P.S. no I'm not in the class, I'm using the open course material to learn programming and following along on my own.

Code:

``` #include <stdio.h>#include <cs50.h>int main(void) {int MonthNum;long long Pennies;    /* ask user for total days in the month */do {    printf("Enter total days in the month: \n");        MonthNum = GetInt();}while (MonthNum <= 27 || >= 32);    /* ask user for starting amount of pennies */do {    printf("Starting number of pennies on Day 1: \n");        Pennies = GetInt();}while( Pennies <1 );/* calculate total pennies earned over a month */for(int i = 0; i < MonthNum-1; i++) {    Pennies = Pennies * 2;}    /* turn total pennies into dollars */Pennies = Pennies / 100;    /* display money to screen */printf("You made a total of \$%lld \n", Pennies);return 0;} ```
• 08-08-2012
std10093
line 11 should be
Code:

`while(MonthNum<=27 || MonthNum>=32)`
• 08-08-2012
oogabooga
This
Code:

`while (MonthNum <= 27 || >= 32);`
needs to be this
Code:

`while (MonthNum <= 27 || MonthNum >= 32);`
• 08-09-2012
Korben
Awesome! That was it! I didn't realize you have to put the variable on each side of the condition, I don't remember having to do that with other languages. Thank you guys, after spending half the day figuring it out and fixing about a dozen errors, that was the one I couldn't figure out and now it works!!!! Thank you :cool:

Attachment 11895
• 08-09-2012
christop
I can't think of any language that lets you omit the variable like that. What languages are you thinking of?
• 08-09-2012
laserlight
Quote:

Originally Posted by christop
I can't think of any language that lets you omit the variable like that. What languages are you thinking of?

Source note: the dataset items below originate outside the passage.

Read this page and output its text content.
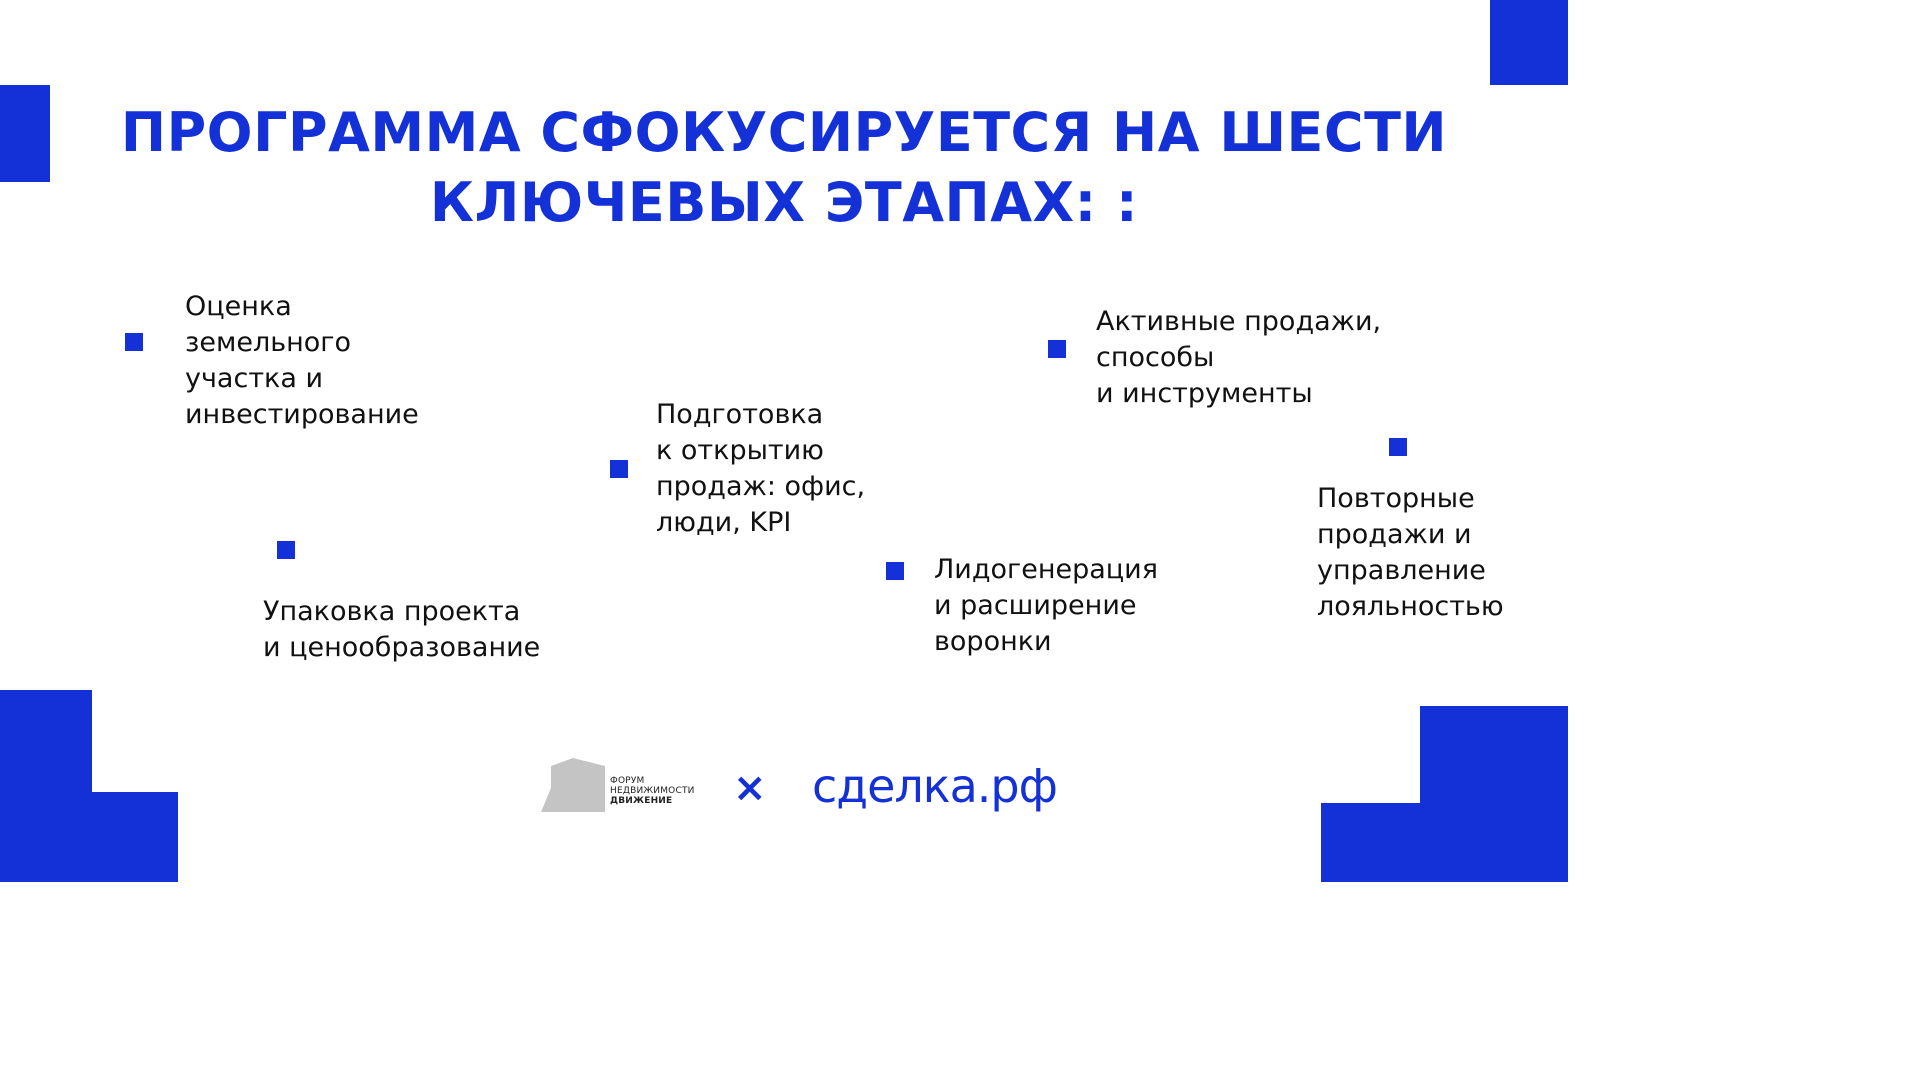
ПРОГРАММА СФОКУСИРУЕТСЯ НА ШЕСТИ
КЛЮЧЕВЫХ ЭТАПАХ: :

Оценка
земельного
участка и
инвестирование

Упаковка проекта
и ценообразование

Подготовка
к открытию
продаж: офис,
люди, KPI

Лидогенерация
и расширение
воронки

Активные продажи,
способы
и инструменты

Повторные
продажи и
управление
лояльностью

ФОРУМ
НЕДВИЖИМОСТИ
ДВИЖЕНИЕ	× сделка.рф
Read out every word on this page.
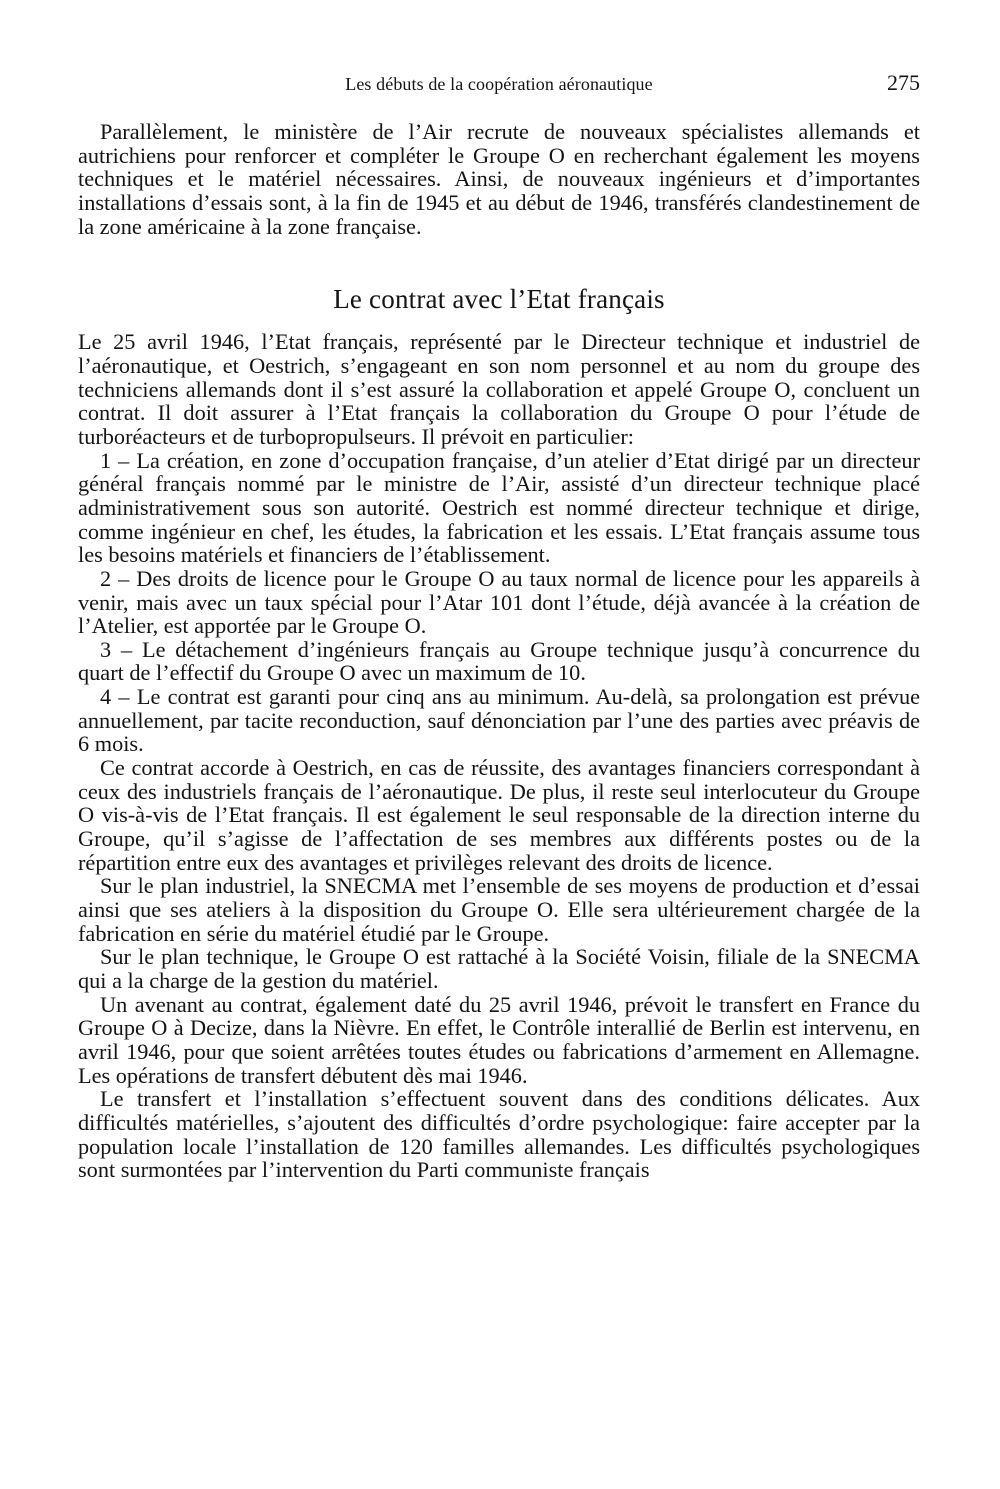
Les débuts de la coopération aéronautique	275

Parallèlement, le ministère de l’Air recrute de nouveaux spécialistes allemands et autrichiens pour renforcer et compléter le Groupe O en recherchant également les moyens techniques et le matériel nécessaires. Ainsi, de nouveaux ingénieurs et d’importantes installations d’essais sont, à la fin de 1945 et au début de 1946, transférés clandestinement de la zone américaine à la zone française.

Le contrat avec l’Etat français

Le 25 avril 1946, l’Etat français, représenté par le Directeur technique et industriel de l’aéronautique, et Oestrich, s’engageant en son nom personnel et au nom du groupe des techniciens allemands dont il s’est assuré la collaboration et appelé Groupe O, concluent un contrat. Il doit assurer à l’Etat français la collaboration du Groupe O pour l’étude de turboréacteurs et de turbopropulseurs. Il prévoit en particulier:

1 – La création, en zone d’occupation française, d’un atelier d’Etat dirigé par un directeur général français nommé par le ministre de l’Air, assisté d’un directeur technique placé administrativement sous son autorité. Oestrich est nommé directeur technique et dirige, comme ingénieur en chef, les études, la fabrication et les essais. L’Etat français assume tous les besoins matériels et financiers de l’établissement.

2 – Des droits de licence pour le Groupe O au taux normal de licence pour les appareils à venir, mais avec un taux spécial pour l’Atar 101 dont l’étude, déjà avancée à la création de l’Atelier, est apportée par le Groupe O.

3 – Le détachement d’ingénieurs français au Groupe technique jusqu’à concurrence du quart de l’effectif du Groupe O avec un maximum de 10.

4 – Le contrat est garanti pour cinq ans au minimum. Au-delà, sa prolongation est prévue annuellement, par tacite reconduction, sauf dénonciation par l’une des parties avec préavis de 6 mois.

Ce contrat accorde à Oestrich, en cas de réussite, des avantages financiers correspondant à ceux des industriels français de l’aéronautique. De plus, il reste seul interlocuteur du Groupe O vis-à-vis de l’Etat français. Il est également le seul responsable de la direction interne du Groupe, qu’il s’agisse de l’affectation de ses membres aux différents postes ou de la répartition entre eux des avantages et privilèges relevant des droits de licence.

Sur le plan industriel, la SNECMA met l’ensemble de ses moyens de production et d’essai ainsi que ses ateliers à la disposition du Groupe O. Elle sera ultérieurement chargée de la fabrication en série du matériel étudié par le Groupe.

Sur le plan technique, le Groupe O est rattaché à la Société Voisin, filiale de la SNECMA qui a la charge de la gestion du matériel.

Un avenant au contrat, également daté du 25 avril 1946, prévoit le transfert en France du Groupe O à Decize, dans la Nièvre. En effet, le Contrôle interallié de Berlin est intervenu, en avril 1946, pour que soient arrêtées toutes études ou fabrications d’armement en Allemagne. Les opérations de transfert débutent dès mai 1946.

Le transfert et l’installation s’effectuent souvent dans des conditions délicates. Aux difficultés matérielles, s’ajoutent des difficultés d’ordre psychologique: faire accepter par la population locale l’installation de 120 familles allemandes. Les difficultés psychologiques sont surmontées par l’intervention du Parti communiste français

In Python, you could write:
Code:

`not (27 < month_num < 32)`
but then Python does not have do while loops.
• 08-09-2012
christop
Quote:

Originally Posted by laserlight
In Python, you could write:
Code:

`not (27 < month_num < 32)`
but then Python does not have do while loops.

I didn't know you could do that kind of test in Python (and it makes sense mathematically), but it's also a little different than the OP's problem. That expression will even compile in C, but won't give the same results (27 < month_num < 32 will always return 1, I think, because 0 and 1 (the two possible results from the subexpression 27 < month_num) is always less than 32).
• 08-09-2012
Korben
Quote:

Originally Posted by christop
I can't think of any language that lets you omit the variable like that. What languages are you thinking of?

I was thinking of PHP.
• 08-09-2012
laserlight
Quote:

Originally Posted by christop
I didn't know you could do that kind of test in Python (and it makes sense mathematically), but it's also a little different than the OP's problem.

It is similiar in that the test for a range between two values only involves one variable, syntactically.

Quote:

Originally Posted by christop
That expression will even compile in C, but won't give the same results (27 < month_num < 32 will always return 1, I think, because 0 and 1 (the two possible results from the subexpression 27 < month_num) is always less than 32).

It will compile in C if you #include <iso646.h>, but that's besides the point ;)

Quote:

Originally Posted by Korben
I was thinking of PHP.

To the best of my knowledge, PHP does not allow such syntax.
• 08-09-2012
Korben
You all are correct, I just tested it in PHP and I'm not sure what I was thinking. Guess it was a brain fart on my part lol.
• 08-09-2012
christop
Ah, yes, good old iso646.h. I don't think I've ever seen it used in the real world. Maybe I should start using it in my company's codebase to promote its use and increase awareness of it. :)

Fake edit: apparently Visual C++ 2005 doesn't support the is646.h macros without first including the header, even though C++ doesn't require the header. I'm not too surprised that Microsoft's compiler isn't close to standards-compliant. But that's getting a little bit too much off-topic.